Silicon Valley, located in the suburbs south of the city, has also become profoundly less egalitarian. It is increasingly divided between an entrenched ultra-wealthy class and a dependent poor class, work­ing largely in the service industries. By 2015, some 76,000 millionaires and billionaires called Santa Clara and San Mateo coun­ties home, while many in the area struggle to feed their families and pay their bills each month. Nearly 30 percent of Silicon Valley’s residents rely on public or private assistance.

Wired magazine’s Antonio García Martínez describes the contemporary Valley as “feudalism with better marketing.” In Martínez’s view, a plutocratic elite of venture capitalists and company founders sits above the still-affluent cadre of skilled professionals — well paid, but living only ordinary middle-class lives, given taxes and high pri­ces. Below them lies a vast population of gig workers, whom Martínez compares with sharecroppers in the South. And at the very bottom lies an untouchable class of homeless, those addicted to drugs and criminals.
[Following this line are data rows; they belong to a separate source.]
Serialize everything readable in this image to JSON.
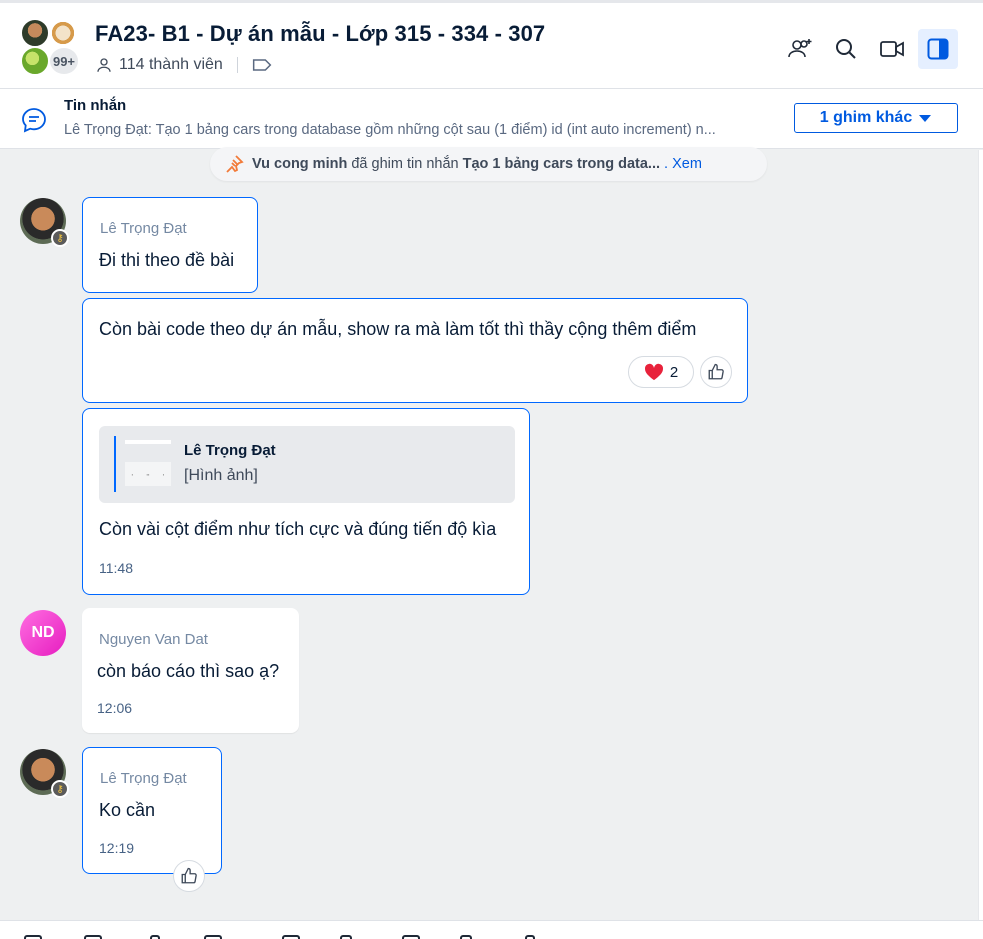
{
  "header": {
    "title": "FA23- B1 - Dự án mẫu - Lớp 315 - 334 - 307",
    "members": "114 thành viên",
    "overflow_badge": "99+"
  },
  "pinned": {
    "title": "Tin nhắn",
    "preview": "Lê Trọng Đạt: Tạo 1 bảng cars trong database gồm những cột sau (1 điểm) id (int auto increment) n...",
    "more_label": "1 ghim khác"
  },
  "system_note": {
    "actor": "Vu cong minh",
    "action": "đã ghim tin nhắn",
    "message": "Tạo 1 bảng cars trong data...",
    "link": ". Xem"
  },
  "messages": [
    {
      "sender": "Lê Trọng Đạt",
      "text": "Đi thi theo đề bài"
    },
    {
      "text": "Còn bài code theo dự án mẫu, show ra  mà làm tốt thì thầy cộng thêm điểm",
      "reaction_count": "2"
    },
    {
      "quote_sender": "Lê Trọng Đạt",
      "quote_text": "[Hình ảnh]",
      "text": "Còn vài cột điểm như tích cực và đúng tiến độ kìa",
      "time": "11:48"
    },
    {
      "sender": "Nguyen Van Dat",
      "avatar_initials": "ND",
      "text": "còn báo cáo thì sao ạ?",
      "time": "12:06"
    },
    {
      "sender": "Lê Trọng Đạt",
      "text": "Ko cần",
      "time": "12:19"
    }
  ],
  "colors": {
    "accent": "#0068ff",
    "link": "#005ae0",
    "chat_bg": "#eef0f1",
    "pin_orange": "#f27b3a"
  },
  "icons": [
    "add-member-icon",
    "search-icon",
    "video-call-icon",
    "sidebar-toggle-icon",
    "chat-bubble-icon",
    "pin-icon",
    "heart-icon",
    "like-icon",
    "key-icon",
    "person-icon",
    "tag-icon",
    "caret-down-icon"
  ]
}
The new cultural overlords:

This new feudal order rests on a new clerisy, which has now taken the cultural and intellectual role exercised by the old First Estate. Al­though largely secular, these worthies take on the role of ecclesiastical authorities from medieval times, seeing themselves as anointed to direct human society …

The political rise of this cultural overclass has been building for more than 50 years. As early as the 1960s, presidential historian Theodore White spoke of the “the new priesthood . . . of action intel­lectuals” that shaped the John F. Kennedy administration. This ming­ling of intelligentsia and power reached a pinnacle during the presi­dency of Barack Obama, whose administration was staffed al­most exclusively with products of the nation’s elite universities.

Whereas the old First Estate justified its control based on spiritual dogma, the modern clerisy bases much of its power on its reading of “science.” Its members claim that, rather than mere factionalism, they represent an “objective” perspective above personal considerations. “When scientists say they want to live up to their social responsibilities, what they usually say is that they want more power than they have,” once observed Irving Kristol. “It means they want to run things, to take charge. It’s always nicer to run things than to be run by them.” …

The Google founders developed their search engine at Stanford

The ultimate engine of the clerisy’s power, and the prime incubator of its orthodoxy, lie in the universities … As elite universities have become more expensive and more critical to success, they have become, if anything, more socially exclusive, widening the gap between themselves and smaller, less well-posi­tioned institutions. … The days of rising up from a minor college to a position of influence and high status increasingly belong to the past.

Equally troubling, the clerisy, again like its medieval counterparts, has adopted a role as an enforcer not of free thought but of “pro­gressive” orthodoxy. These trends are particularly acute in fields that most impact public policy and opinion. …

Aspiration? Not any more.

Three-quarters of American adults today won’t grow up to be better off than their parents. According to Pew, a majority of parents think their children will be financially worse off than they are. …

In the United States, homeownership among the post-college cohort (ages 25–34) dropped to 37 percent in 2016, down from 45.4 percent in 2000, according to Census Bureau data. …

The way things look now, the battle will be over who pays for an ever-expanding welfare state, not how to expand the middle class. This is likely to shift our politics increasingly in an authoritarian direction. As the great historian Barrington Moore noted, “no bourgeois, no democracy.”

In a country where the middle ranks are shrinking, the elites more powerful, and ideological polarization is on the rise, the prospects for democracy, even in its greatest homeland, could be grim indeed.

Much of this is simply due to the way money is manufactured in society, and who gets to use it first. Fix banking, and the trends to inequality and consolidation — which are fuelled by newly created money at trivial interest rates — will wane. Let’s see what happens after the chaos of the bursting debt bubble, though that might take a while.